The girl from the elevator had found her way to my apartment. I looked up and down the hall expecting to see her friend, hearing only the international sounds of my neighbor’s erotic film collection.
“I’m going to get with that guy” she explained to me, “Do you have any condoms?”
“Yeah sure, hang on a second” As I dug into my condom jar, I gave Amy a look that said, “I don’t know this girl.” In the hall I gave her two condoms and sheepishly croaked, “be safe.”
Back in my room, the transaction had cast a shadow over the proceedings. I was explaining how that was a first for me, when there was another knock at the door. The teenager was back, and in her outstretched hand was an opened condom.
“Here, I don’t need them, he changed his mind. ” she said “you made him nervous.” He’s nervous, I thought. I’m the one who’s been booty bumping Columbian gold all night.

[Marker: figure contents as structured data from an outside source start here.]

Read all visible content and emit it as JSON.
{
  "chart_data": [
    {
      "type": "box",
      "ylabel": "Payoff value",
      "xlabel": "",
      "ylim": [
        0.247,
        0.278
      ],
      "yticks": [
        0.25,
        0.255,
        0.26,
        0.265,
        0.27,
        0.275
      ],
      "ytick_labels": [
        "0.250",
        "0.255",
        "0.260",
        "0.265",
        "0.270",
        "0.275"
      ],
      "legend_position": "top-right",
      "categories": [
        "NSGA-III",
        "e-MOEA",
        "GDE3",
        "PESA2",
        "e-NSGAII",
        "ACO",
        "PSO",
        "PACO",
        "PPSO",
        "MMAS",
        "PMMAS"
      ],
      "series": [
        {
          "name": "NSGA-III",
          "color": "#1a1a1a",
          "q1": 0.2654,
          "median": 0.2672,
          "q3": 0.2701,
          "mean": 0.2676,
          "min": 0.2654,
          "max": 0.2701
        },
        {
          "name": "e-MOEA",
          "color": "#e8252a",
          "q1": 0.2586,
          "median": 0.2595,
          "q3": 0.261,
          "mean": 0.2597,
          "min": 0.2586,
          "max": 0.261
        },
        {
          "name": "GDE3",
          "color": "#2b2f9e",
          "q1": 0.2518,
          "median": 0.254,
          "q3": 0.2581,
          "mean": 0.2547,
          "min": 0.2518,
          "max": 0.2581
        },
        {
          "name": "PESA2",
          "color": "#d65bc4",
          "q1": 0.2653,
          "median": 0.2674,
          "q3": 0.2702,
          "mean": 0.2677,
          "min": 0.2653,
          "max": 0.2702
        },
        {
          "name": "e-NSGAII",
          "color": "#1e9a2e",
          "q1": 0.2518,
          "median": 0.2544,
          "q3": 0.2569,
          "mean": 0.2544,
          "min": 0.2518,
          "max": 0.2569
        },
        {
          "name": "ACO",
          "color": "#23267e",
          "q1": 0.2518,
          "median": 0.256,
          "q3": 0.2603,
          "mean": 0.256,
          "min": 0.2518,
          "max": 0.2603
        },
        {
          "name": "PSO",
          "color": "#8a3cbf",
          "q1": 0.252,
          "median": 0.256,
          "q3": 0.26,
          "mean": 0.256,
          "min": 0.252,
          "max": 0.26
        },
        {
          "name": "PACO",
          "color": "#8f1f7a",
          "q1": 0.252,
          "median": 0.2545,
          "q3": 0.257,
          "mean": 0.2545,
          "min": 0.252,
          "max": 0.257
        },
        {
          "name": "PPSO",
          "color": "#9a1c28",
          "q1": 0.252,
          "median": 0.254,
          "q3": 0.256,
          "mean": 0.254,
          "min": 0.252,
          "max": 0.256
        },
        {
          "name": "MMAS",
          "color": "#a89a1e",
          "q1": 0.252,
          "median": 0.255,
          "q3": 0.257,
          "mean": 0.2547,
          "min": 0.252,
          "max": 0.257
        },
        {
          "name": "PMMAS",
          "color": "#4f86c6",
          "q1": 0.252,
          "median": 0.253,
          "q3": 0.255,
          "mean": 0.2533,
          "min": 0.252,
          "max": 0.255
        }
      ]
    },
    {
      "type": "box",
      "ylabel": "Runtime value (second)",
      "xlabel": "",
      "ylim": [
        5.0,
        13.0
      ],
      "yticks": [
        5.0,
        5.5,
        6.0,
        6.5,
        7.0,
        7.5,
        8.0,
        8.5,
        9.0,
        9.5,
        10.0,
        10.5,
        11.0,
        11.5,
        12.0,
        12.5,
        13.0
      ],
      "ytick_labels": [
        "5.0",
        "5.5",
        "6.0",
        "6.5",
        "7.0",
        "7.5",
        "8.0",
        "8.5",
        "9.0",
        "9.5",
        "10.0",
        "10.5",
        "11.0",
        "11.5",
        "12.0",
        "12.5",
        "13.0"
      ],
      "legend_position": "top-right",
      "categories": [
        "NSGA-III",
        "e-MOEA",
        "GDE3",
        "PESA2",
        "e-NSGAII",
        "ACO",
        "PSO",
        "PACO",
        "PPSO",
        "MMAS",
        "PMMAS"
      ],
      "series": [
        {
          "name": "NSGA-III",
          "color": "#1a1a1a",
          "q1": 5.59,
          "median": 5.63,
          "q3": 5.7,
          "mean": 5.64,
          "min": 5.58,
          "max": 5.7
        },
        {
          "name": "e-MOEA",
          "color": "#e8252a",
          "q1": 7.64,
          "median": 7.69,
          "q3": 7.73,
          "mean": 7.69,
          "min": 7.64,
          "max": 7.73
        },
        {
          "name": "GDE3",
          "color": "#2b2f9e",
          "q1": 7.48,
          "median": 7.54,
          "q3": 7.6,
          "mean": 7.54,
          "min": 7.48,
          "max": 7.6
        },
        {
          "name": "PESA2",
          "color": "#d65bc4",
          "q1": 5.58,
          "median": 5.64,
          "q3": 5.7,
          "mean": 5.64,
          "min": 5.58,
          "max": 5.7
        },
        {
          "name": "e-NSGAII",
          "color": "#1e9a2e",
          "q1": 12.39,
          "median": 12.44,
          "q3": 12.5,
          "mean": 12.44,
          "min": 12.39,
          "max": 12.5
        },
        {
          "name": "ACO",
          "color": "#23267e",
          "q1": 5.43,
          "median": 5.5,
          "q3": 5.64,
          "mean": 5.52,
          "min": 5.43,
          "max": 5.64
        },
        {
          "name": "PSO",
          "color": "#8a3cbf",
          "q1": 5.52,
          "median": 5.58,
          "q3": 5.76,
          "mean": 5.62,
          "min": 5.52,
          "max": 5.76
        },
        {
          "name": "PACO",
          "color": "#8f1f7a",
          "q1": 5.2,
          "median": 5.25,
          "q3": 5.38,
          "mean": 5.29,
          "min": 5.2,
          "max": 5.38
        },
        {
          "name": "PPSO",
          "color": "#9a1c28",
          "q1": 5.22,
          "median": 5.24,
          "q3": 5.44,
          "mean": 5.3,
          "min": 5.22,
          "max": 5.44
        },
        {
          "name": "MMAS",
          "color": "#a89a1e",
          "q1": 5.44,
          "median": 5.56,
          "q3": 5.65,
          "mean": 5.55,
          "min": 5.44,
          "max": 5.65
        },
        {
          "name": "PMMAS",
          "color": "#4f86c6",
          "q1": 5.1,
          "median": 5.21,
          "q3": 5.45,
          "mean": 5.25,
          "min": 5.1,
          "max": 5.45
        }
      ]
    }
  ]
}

“I need to make some money” she tells me, “do you have any cash?” As my neighbor’s adult soundtrack mercifully came to a stop, I opened my wallet and looked at my last three dollars. As I held it up and handed it to her, my porn addicted neighbor opened his door, took one step, looked at us both and retreated back into his room. In his account of the story, which quickly made its way back to the building manager, not only was I a pedophile, but I was also cheap.
I double-locked my door, vowing to never open it again. Amy, looking up from her pager, narrowed her eyes at me. Certainly this would be the end of our budding romance, right?
“Hey” she asked “do you wanna go on a business trip with me next week?”
Apparently, Enron was building a new headquarters next to its current one. The new building, a deodorant stick along the Houston skyline, would famously never be occupied. Amy, being an engineer, was invited to tour the facility. For my companionship, I was promised an eight ball of coke, an unlimited bar tab and a room with a hot tub.
The devil, of course, was in the details; the bar was on the ground floor and our suite the ninth. So that every time I got a pina colada, I would finish it in the elevator and have to return to the bar, teeth chattering in my swimming trunks. A solution was found when I emptied a hotel vase and had the bar refill it, with what I now know to be a plumber union’s retirement plan. Like the company financing our adventures, Amy and I would soon implode under the weight of imagined assets.
But on that very first morning, standing in my tiny, dark, tenderloin studio, it all seemed so excessive.
“Are you sure you can afford that?” I asked.
Amy reached over and flicked my light switch on and off, on and off.